Which came first, our Red Road, or Life? I once read a Native American Spirituality book that spoke about seven rites of passage; it spoke about Praying with a Chanupa, in a Sweat Lodge, at a Hambleche Vision Quest, or a Sundance.
Why do we feel like we have been on this Red Road before we ever knew that it existed? Our Red Road celebrates Nature and her ways. This is forever felt within one’s heart. This Good Red Road celebrates our origins as human animals, physically free and spiritually wild. As generations pass, we forget what that feels like. So let’s pray to walk this good Red Road in a sacred manner. Let’s pray in our sweat lodge to detoxify and untangle fearful thinking. With respect, we can ask for sacred vision. We can Sundance to clean up selfishness, vanity and self-righteousness that has been instilled within since we stopped living directly off our Earth.

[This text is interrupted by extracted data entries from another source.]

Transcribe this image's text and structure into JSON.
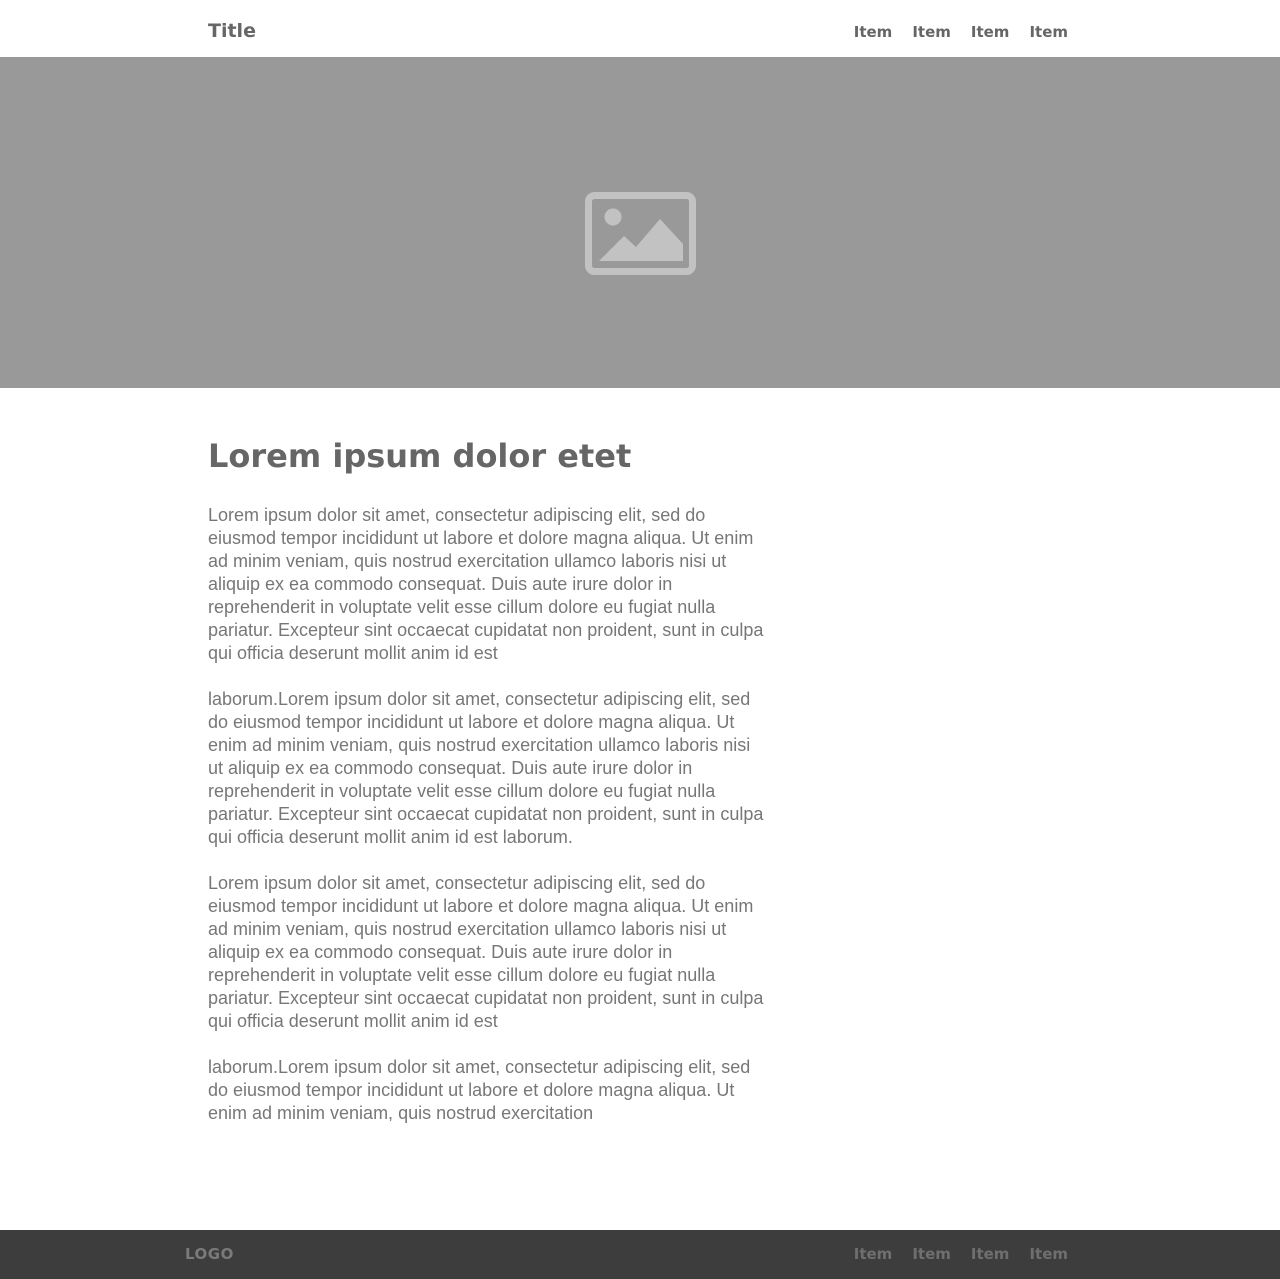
{
  "header": {
    "title": "Title",
    "nav_items": [
      "Item",
      "Item",
      "Item",
      "Item"
    ]
  },
  "hero": {
    "icon": "image-placeholder-icon",
    "background_color": "#999999",
    "icon_color": "#c2c2c2"
  },
  "main": {
    "heading": "Lorem ipsum dolor etet",
    "paragraphs": [
      "Lorem ipsum dolor sit amet, consectetur adipiscing elit, sed do eiusmod tempor incididunt ut labore et dolore magna aliqua. Ut enim ad minim veniam, quis nostrud exercitation ullamco laboris nisi ut aliquip ex ea commodo consequat. Duis aute irure dolor in reprehenderit in voluptate velit esse cillum dolore eu fugiat nulla pariatur. Excepteur sint occaecat cupidatat non proident, sunt in culpa qui officia deserunt mollit anim id est",
      "laborum.Lorem ipsum dolor sit amet, consectetur adipiscing elit, sed do eiusmod tempor incididunt ut labore et dolore magna aliqua. Ut enim ad minim veniam, quis nostrud exercitation ullamco laboris nisi ut aliquip ex ea commodo consequat. Duis aute irure dolor in reprehenderit in voluptate velit esse cillum dolore eu fugiat nulla pariatur. Excepteur sint occaecat cupidatat non proident, sunt in culpa qui officia deserunt mollit anim id est laborum.",
      "Lorem ipsum dolor sit amet, consectetur adipiscing elit, sed do eiusmod tempor incididunt ut labore et dolore magna aliqua. Ut enim ad minim veniam, quis nostrud exercitation ullamco laboris nisi ut aliquip ex ea commodo consequat. Duis aute irure dolor in reprehenderit in voluptate velit esse cillum dolore eu fugiat nulla pariatur. Excepteur sint occaecat cupidatat non proident, sunt in culpa qui officia deserunt mollit anim id est",
      "laborum.Lorem ipsum dolor sit amet, consectetur adipiscing elit, sed do eiusmod tempor incididunt ut labore et dolore magna aliqua. Ut enim ad minim veniam, quis nostrud exercitation"
    ]
  },
  "footer": {
    "logo": "LOGO",
    "nav_items": [
      "Item",
      "Item",
      "Item",
      "Item"
    ],
    "background_color": "#3d3d3d"
  }
}
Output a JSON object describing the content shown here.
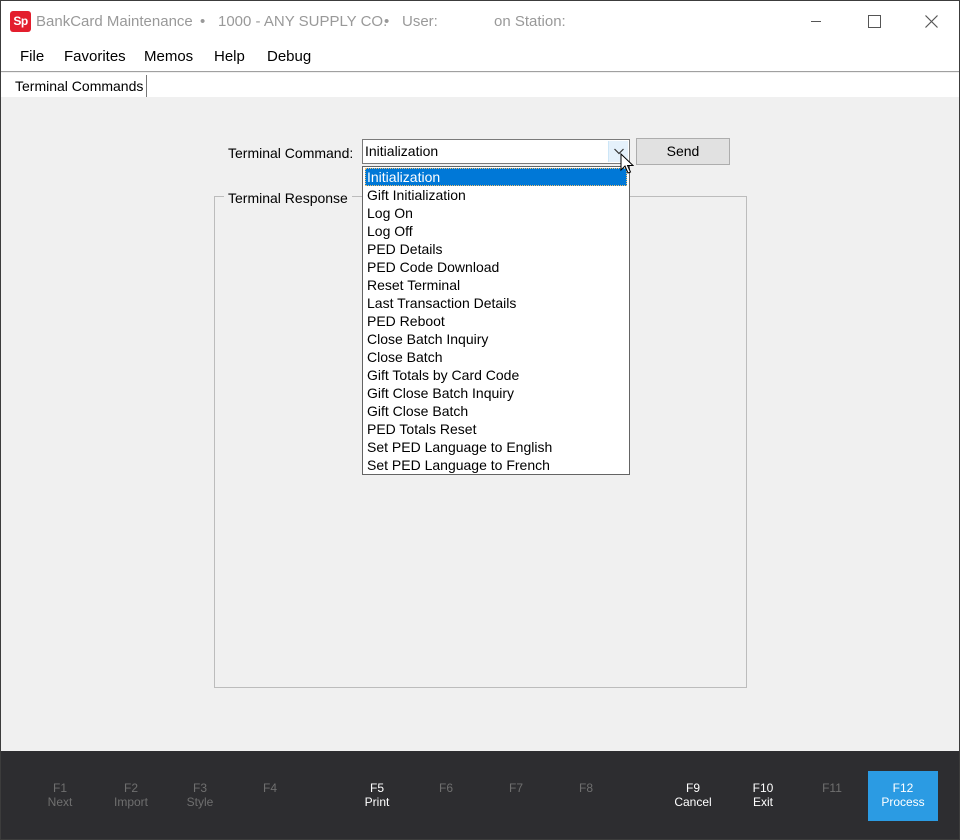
{
  "window": {
    "app_logo_text": "Sp",
    "app_name": "BankCard Maintenance",
    "separator": "•",
    "company": "1000 - ANY SUPPLY CO.",
    "user_label": "User:",
    "station_label": "on Station:"
  },
  "menu": {
    "file": "File",
    "favorites": "Favorites",
    "memos": "Memos",
    "help": "Help",
    "debug": "Debug"
  },
  "tab": {
    "label": "Terminal Commands"
  },
  "form": {
    "command_label": "Terminal Command:",
    "command_value": "Initialization",
    "send_label": "Send",
    "response_label": "Terminal Response"
  },
  "dropdown": {
    "items": [
      "Initialization",
      "Gift Initialization",
      "Log On",
      "Log Off",
      "PED Details",
      "PED Code Download",
      "Reset Terminal",
      "Last Transaction Details",
      "PED Reboot",
      "Close Batch Inquiry",
      "Close Batch",
      "Gift Totals by Card Code",
      "Gift Close Batch Inquiry",
      "Gift Close Batch",
      "PED Totals Reset",
      "Set PED Language to English",
      "Set PED Language to French"
    ],
    "selected_index": 0
  },
  "footer": {
    "keys": [
      {
        "key": "F1",
        "label": "Next",
        "state": "disabled"
      },
      {
        "key": "F2",
        "label": "Import",
        "state": "disabled"
      },
      {
        "key": "F3",
        "label": "Style",
        "state": "disabled"
      },
      {
        "key": "F4",
        "label": "",
        "state": "disabled"
      },
      {
        "key": "F5",
        "label": "Print",
        "state": "enabled"
      },
      {
        "key": "F6",
        "label": "",
        "state": "disabled"
      },
      {
        "key": "F7",
        "label": "",
        "state": "disabled"
      },
      {
        "key": "F8",
        "label": "",
        "state": "disabled"
      },
      {
        "key": "F9",
        "label": "Cancel",
        "state": "enabled"
      },
      {
        "key": "F10",
        "label": "Exit",
        "state": "enabled"
      },
      {
        "key": "F11",
        "label": "",
        "state": "disabled"
      },
      {
        "key": "F12",
        "label": "Process",
        "state": "primary"
      }
    ]
  },
  "colors": {
    "logo": "#e31e2d",
    "selection": "#0078d7",
    "footer_bg": "#2d2d30",
    "primary_key": "#2b9be3"
  }
}
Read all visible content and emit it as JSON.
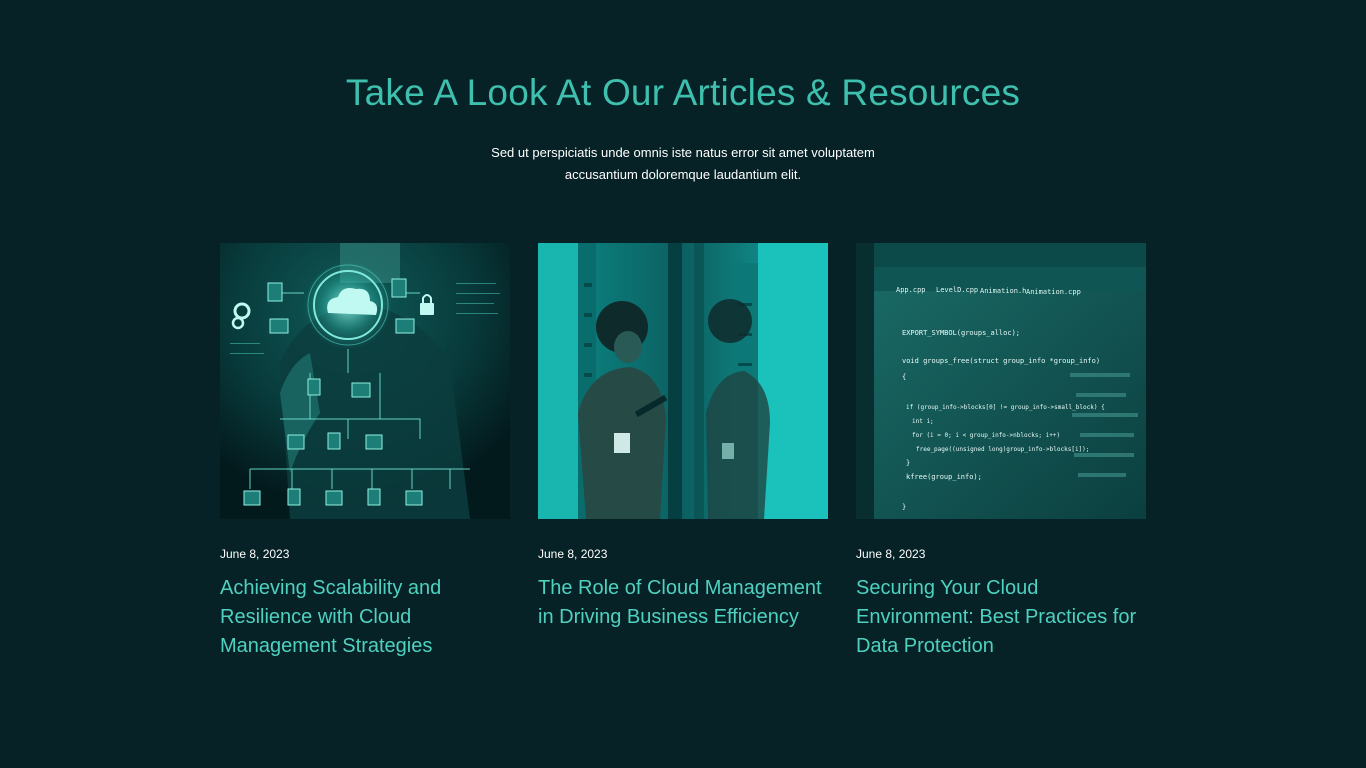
{
  "section": {
    "heading": "Take A Look At Our Articles & Resources",
    "subtitle": "Sed ut perspiciatis unde omnis iste natus error sit amet voluptatem accusantium doloremque laudantium elit."
  },
  "articles": [
    {
      "date": "June 8, 2023",
      "title": "Achieving Scalability and Resilience with Cloud Management Strategies",
      "image": "cloud-network-image"
    },
    {
      "date": "June 8, 2023",
      "title": "The Role of Cloud Management in Driving Business Efficiency",
      "image": "server-room-image"
    },
    {
      "date": "June 8, 2023",
      "title": "Securing Your Cloud Environment: Best Practices for Data Protection",
      "image": "code-screen-image",
      "code_tabs": [
        "App.cpp",
        "LevelD.cpp",
        "Animation.h",
        "Animation.cpp"
      ],
      "code_lines": [
        "EXPORT_SYMBOL(groups_alloc);",
        "void groups_free(struct group_info *group_info)",
        "{",
        "if (group_info->blocks[0] != group_info->small_block) {",
        "int i;",
        "for (i = 0; i < group_info->nblocks; i++)",
        "free_page((unsigned long)group_info->blocks[i]);",
        "}",
        "kfree(group_info);",
        "}"
      ]
    }
  ],
  "colors": {
    "background": "#062227",
    "accent": "#3fbfad",
    "title": "#4fd1c0",
    "text": "#ffffff"
  }
}
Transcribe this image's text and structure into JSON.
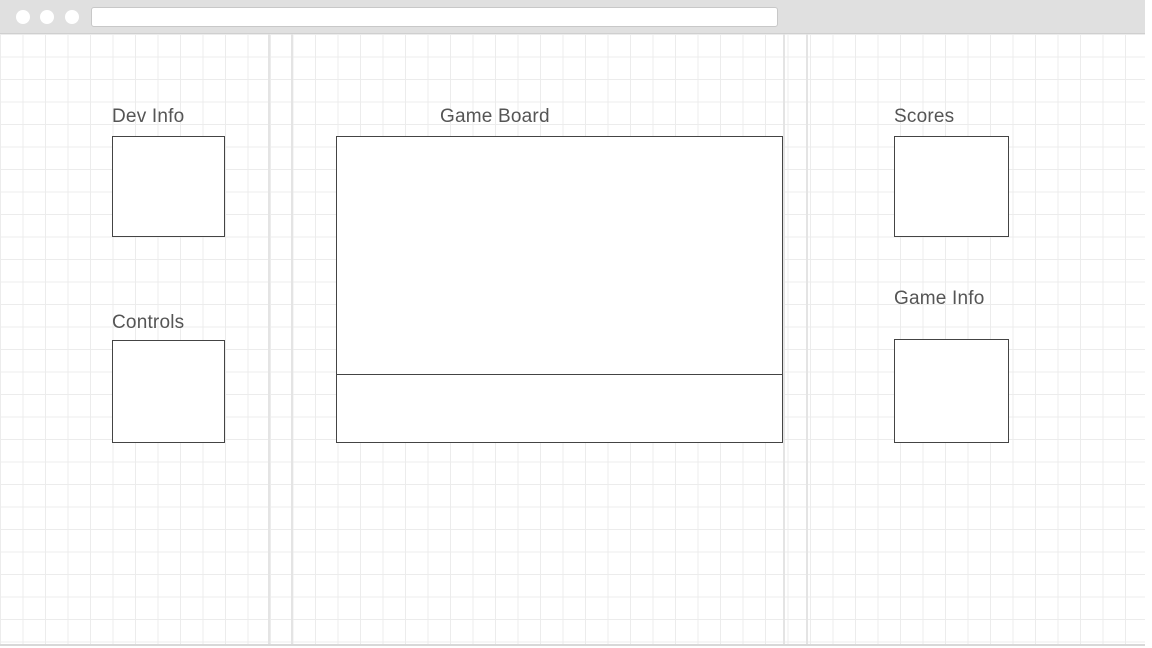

Our Red Road as a way for life is to listen to our sacred Elders rather than talk at them. It is to offer each step under our Sun as a sacred dance for life. It is not a club to join, because there are no admissions. It is not a place to “pick up chicks” or collect self validation. Our Red Road as a way for life is to just simply “be”—in harmony with all living beings, as they are our relatives.
Someone once asked, “Is our Red Road the same as the Trail of Tears?” I did not answer, but I tried to imagine what it felt like to be one of the First People, kidnapped from Nature and forced to live within four walls. I am so used to these four walls (count them) that I can only imagine—and pray for a Vision. But this Red Road is not a popularity game; it is a way for life.